Researchers unveil groundbreaking new Digital Twin for precise real-time analysis of composite materials production

  • The newly designed Digital Twin will allow manufacturers to see inside composite materials as they are being produced, facilitating early detection of faults.
  • Digital twins have enormous potential within the manufacturing industry to limit material waste and energy use, improve efficiency, and ensure component quality.

Researchers from IMDEA Materials Institute and the Technical University of Madrid (UPM) have developed an innovative Digital Twin that enables real-time analysis of composite materials manufacturing.

The breakthrough was recently presented in The International Journal of Advanced Manufacturing Technology in the article A Digital Twin for intelligent manufacturing of structural composites via liquid molding.

The publication is the work of IMDEA Materials researchers, Prof. Carlos González and Drs. Joaquín Fernández-León and Keayvan Keramati, along with Prof. Luis Baumela (UPM).

In it, the authors present a Digital Twin for analysing the manufacturing process of structural composite materials using resin transfer moulding (RTM).

“As far as I understand, this is the first Digital Twin designed to analyse the manufacturing process of a composite material,” said co-author Prof.
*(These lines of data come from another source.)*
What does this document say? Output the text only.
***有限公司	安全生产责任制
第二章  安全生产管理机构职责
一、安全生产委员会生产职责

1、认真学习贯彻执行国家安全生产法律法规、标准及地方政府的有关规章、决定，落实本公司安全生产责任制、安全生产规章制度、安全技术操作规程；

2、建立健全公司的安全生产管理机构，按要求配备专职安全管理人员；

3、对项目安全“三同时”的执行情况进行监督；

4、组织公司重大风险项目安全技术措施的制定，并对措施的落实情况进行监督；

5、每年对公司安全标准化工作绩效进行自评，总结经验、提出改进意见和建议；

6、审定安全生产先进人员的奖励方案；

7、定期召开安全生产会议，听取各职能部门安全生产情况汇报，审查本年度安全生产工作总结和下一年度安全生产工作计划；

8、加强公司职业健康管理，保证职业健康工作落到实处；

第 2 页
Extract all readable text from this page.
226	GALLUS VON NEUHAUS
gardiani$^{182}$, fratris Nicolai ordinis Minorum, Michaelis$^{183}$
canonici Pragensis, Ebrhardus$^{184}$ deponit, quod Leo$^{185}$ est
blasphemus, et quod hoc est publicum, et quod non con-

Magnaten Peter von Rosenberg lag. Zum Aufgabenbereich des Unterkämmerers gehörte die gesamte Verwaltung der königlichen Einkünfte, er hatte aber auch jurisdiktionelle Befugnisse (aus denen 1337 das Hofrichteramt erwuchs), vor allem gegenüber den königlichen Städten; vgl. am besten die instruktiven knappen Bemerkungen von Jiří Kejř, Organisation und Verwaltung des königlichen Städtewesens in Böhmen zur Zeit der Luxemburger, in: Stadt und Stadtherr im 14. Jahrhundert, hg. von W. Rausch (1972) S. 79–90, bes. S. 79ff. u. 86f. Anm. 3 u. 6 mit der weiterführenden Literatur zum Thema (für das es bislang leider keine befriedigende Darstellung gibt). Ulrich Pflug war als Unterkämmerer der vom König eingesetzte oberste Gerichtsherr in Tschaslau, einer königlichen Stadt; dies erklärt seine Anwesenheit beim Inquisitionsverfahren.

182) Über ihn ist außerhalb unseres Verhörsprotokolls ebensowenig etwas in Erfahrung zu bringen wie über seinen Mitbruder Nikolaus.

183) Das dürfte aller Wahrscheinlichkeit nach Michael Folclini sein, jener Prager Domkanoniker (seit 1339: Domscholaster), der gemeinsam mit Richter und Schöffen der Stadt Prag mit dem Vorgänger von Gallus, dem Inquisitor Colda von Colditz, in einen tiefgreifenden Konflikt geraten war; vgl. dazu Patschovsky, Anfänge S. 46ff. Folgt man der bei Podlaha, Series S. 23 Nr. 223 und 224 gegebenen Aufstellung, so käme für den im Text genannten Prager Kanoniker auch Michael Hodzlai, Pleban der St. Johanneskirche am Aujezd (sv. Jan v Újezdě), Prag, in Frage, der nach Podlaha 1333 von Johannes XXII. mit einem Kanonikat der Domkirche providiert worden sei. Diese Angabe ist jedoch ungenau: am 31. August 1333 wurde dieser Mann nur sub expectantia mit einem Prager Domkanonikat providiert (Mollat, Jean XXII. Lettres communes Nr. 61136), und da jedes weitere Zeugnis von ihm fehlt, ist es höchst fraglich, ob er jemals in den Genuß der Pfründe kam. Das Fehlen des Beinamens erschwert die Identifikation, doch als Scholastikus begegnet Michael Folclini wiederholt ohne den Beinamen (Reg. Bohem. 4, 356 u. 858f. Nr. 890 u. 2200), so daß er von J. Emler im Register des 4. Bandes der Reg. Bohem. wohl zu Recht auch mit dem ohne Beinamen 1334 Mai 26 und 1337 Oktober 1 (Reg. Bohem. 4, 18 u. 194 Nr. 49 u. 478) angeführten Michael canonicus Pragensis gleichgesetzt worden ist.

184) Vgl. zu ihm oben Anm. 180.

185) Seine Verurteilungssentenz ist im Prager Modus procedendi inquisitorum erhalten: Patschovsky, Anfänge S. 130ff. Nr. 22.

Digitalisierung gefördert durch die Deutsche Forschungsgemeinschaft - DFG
González, head of the Structural Composites research group at IMDEA Materials.

The image shows an experimental data set (25×2 injection tests) with induced RT. Fluid pressure is recorded by sensors.

A Digital Twin is a virtual model or representation of an object, component, or system that can be updated through real-time data via sensors, either within the object itself or incorporated into the manufacturing process.

For example, an aircraft component or turbine could be equipped with various sensors designed to monitor key areas of functionality.

The data obtained by these sensors is directly incorporated into the virtual model, which can then run simulations based on the received information to identify potential material failures or performance issues.

However, what distinguishes the newly designed Digital Twin from similar applications is its unique focus on the composite material manufacturing process itself, rather than being limited to post-production analysis of manufactured parts.

This proactive capability allows for real-time optimisations and early fault detection, marking a significant evolution in the field of simulation-assisted digital manufacturing.

“In this publication, what we have demonstrated is a Digital Twin that can provide the manufacturer with a real-time picture of the material throughout the entire manufacturing process,” explains Prof. González.

“This allows monitoring of how the mould is filling, the level of porosity within the material, if there are holes present, etc.”

RTM represents an advanced technique within liquid composite moulding (LCM), characterised by its ability to produce high-performance composite material parts with reduced void content cost-effectively.

By integrating RTM with Digital Twin technologies, real-time monitoring and dynamic adjustments of critical process parameters, such as injection pressure and curing time, are facilitated, significantly improving both final product quality and production efficiency.

“The next step involves the development of an advanced Digital Twin that enables operators to not only monitor the production process in detail, but also to intervene directly in it, applying real-time adjustments based on predictive modelling,” said Dr. Fernández-León.

“This could include, for example, automatically modifying resin injection pressure or mould temperature to prevent defect formation, based on the predictive analysis of the Digital Twin, paving the way for highly optimised intelligent manufacturing.”